Subconfluent monolayers of HEK-293 cells were co-transfected with pCAGGS plasmids encoding various viral proteins, the p125-luc FLuc reporter plasmid, and a plasmid constitutively expressing the RLuc (pRL-TK). The IFNβ FLuc reporter plasmid p125-luc, kindly provided by T. Fujita (Tokyo Metropolitan Institute of Medical Science, Tokyo, Japan), expresses FLuc under the control of the murine IFN-β promoter region (Yoneyama et al., 1996). The pRL-TK plasmid (Promega) contains a Herpes simplex virus thymidine kinase (HSV TK) promoter-driven encoding RLuc, used to control for transfection efficiency. 24 hpt, cells were induced with 200 hemagglutinin (HA) units/mL of SeV. Infected cells were lysed 1 dpi, and luciferase activity was measured using the Dual-Luciferase reporter assay system according to the manufacturer's instructions (Promega). FLuc activity was normalized to the RLuc value for each individual sample, and the fold-induction values were obtained by comparing infected cells with uninfected cells. Experiments were done in triplicate, and values are expressed as percent (%) activity relative to empty vector control set at 100% induction ± SD.

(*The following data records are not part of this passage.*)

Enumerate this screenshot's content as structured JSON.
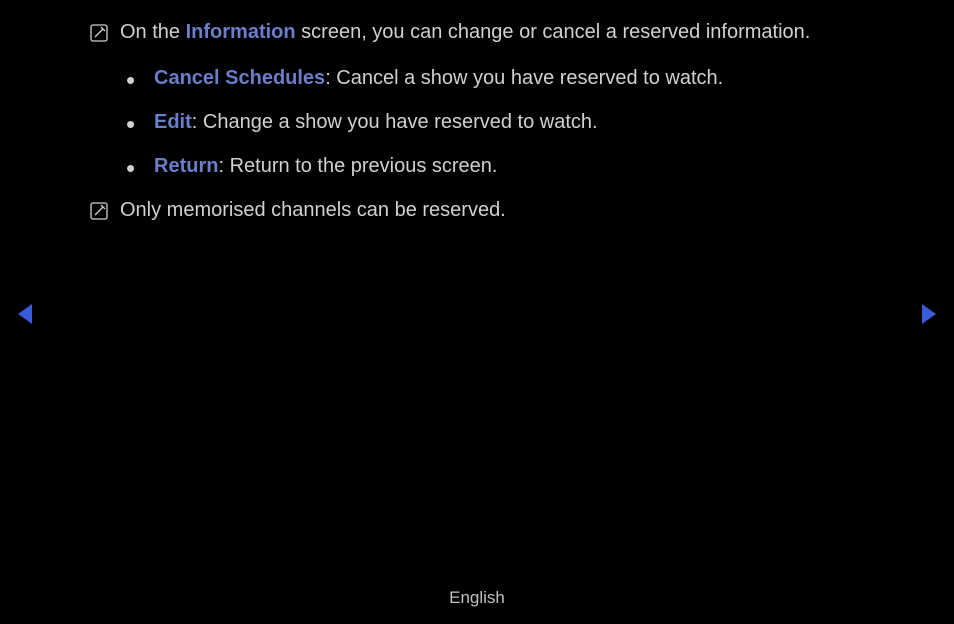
{
  "note1": {
    "prefix": "On the ",
    "highlight": "Information",
    "suffix": " screen, you can change or cancel a reserved information."
  },
  "bullets": [
    {
      "label": "Cancel Schedules",
      "desc": ": Cancel a show you have reserved to watch."
    },
    {
      "label": "Edit",
      "desc": ": Change a show you have reserved to watch."
    },
    {
      "label": "Return",
      "desc": ": Return to the previous screen."
    }
  ],
  "note2": "Only memorised channels can be reserved.",
  "footer": "English"
}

IFNβ promoter assay in MARV-infected cells

293 T-IFNβ-FF cells (Baum and Garcia-Sastre, 2011), a kind gift from Adolfo García-Sastre (Icahn School of Medicine at Mount Sinai Hospital), were cultured in DMEM supplemented with 10% FBS, 1% L-glutamine, and 1% Pen-Strep. Cells were plated in low-serum media (2% FBS) to sub-confluent levels in 48-well plates, and infected with rMARV, rMARV-294, and rMARV-301 (moi=0.5). At 3 dpi, cells were lysed, and luciferase activity was measured using the LARII reagent component of the Dual-Luciferase reporter assay system, according to the manufacturer's instructions (Promega). Activity is expressed as average relative luciferase units (RLU) of 8 replicates ± SD.

Gene expression array

Sub-confluent monolayers of Huh7, A549 cells, or CD14+ selected human macrophages grown in 24-well plates were mock-infected or infected with rMARV, rMARV-294, or rMARV-301 (moi=2) in duplicate. 24 hpi, supernatants were removed, and cells were lysed for total RNA purification following previously described protocols (McMullan et al., 2012). 2 µg of total RNA was subjected to an extensive DNAse digestion following the manufacturer's protocol (RNeasy, Qiagen), and subsequently used in a qRT-PCR reaction using SuperScript III Platinum SYBR Green One-Step qRT-PCR and following the manufacturer's protocol (Invitrogen). Gene expression profiles were obtained using a commercially available array (Antiviral Response PCR Array, Qiagen/SABiosciences).